Performing a Failover (Planned)

# Step 1: Verify replication is current
$replica = (Get-SRGroup -ComputerName SR-SRC).Replicas
if ($replica.ReplicationStatus -ne "ContinuouslyReplicating") {
    Write-Warning "Replication not current! Status: $($replica.ReplicationStatus)"
} else {
    Write-Output "Replication current.

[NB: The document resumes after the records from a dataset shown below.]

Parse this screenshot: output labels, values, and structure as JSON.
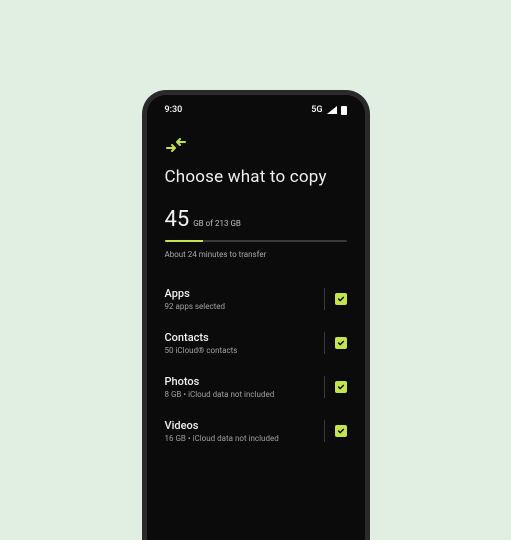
{
  "status": {
    "time": "9:30",
    "network": "5G"
  },
  "accent_color": "#c3e44e",
  "header": {
    "title": "Choose what to copy"
  },
  "storage": {
    "used_number": "45",
    "used_unit_and_total": "GB of 213 GB",
    "progress_percent": 21,
    "time_estimate": "About 24 minutes to transfer"
  },
  "items": [
    {
      "title": "Apps",
      "subtitle": "92 apps selected",
      "checked": true
    },
    {
      "title": "Contacts",
      "subtitle": "50 iCloud® contacts",
      "checked": true
    },
    {
      "title": "Photos",
      "subtitle": "8 GB • iCloud data not included",
      "checked": true
    },
    {
      "title": "Videos",
      "subtitle": "16 GB • iCloud data not included",
      "checked": true
    }
  ]
}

Last sync: $($replica.LastInSyncTime)"
}

# Step 2: Stop applications on source (drain connections, stop services)
Stop-Service -Name MyAppService -ComputerName SR-SRC

# Step 3: Switch replication direction (promotes destination to source)
Set-SRPartnership `
  -NewSourceComputerName SR-DST `
  -SourceRGName DST-RG01 `
  -DestinationComputerName SR-SRC `
  -DestinationRGName SRC-RG01

# Step 4: Verify destination volume is now accessible (no longer read-only)
Get-Volume -DriveLetter D -CimSession SR-DST | Select-Object DriveLetter, OperationalStatus

Testing Replication Without Failover

# Use Test-Failover to mount a snapshot of the destination volume (non-disruptive)
# Available in Windows Server 2019 Datacenter
Mount-SRDestination `
  -ComputerName SR-DST `
  -Name DST-RG01 `
  -TemporaryPath T:

# Verify data on the test mount
Get-ChildItem T:

# Dismount the test snapshot
Dismount-SRDestination -ComputerName SR-DST -Name DST-RG01

Storage Replica should be combined with regular failover testing on a quarterly basis to validate that replication is functioning correctly and that RTO (Recovery Time Objective) and RPO (Recovery Point Objective) targets are achievable. Document the complete failover procedure including application-specific steps and assign runbook responsibilities to ensure the team can execute failover under pressure during an actual disaster recovery scenario.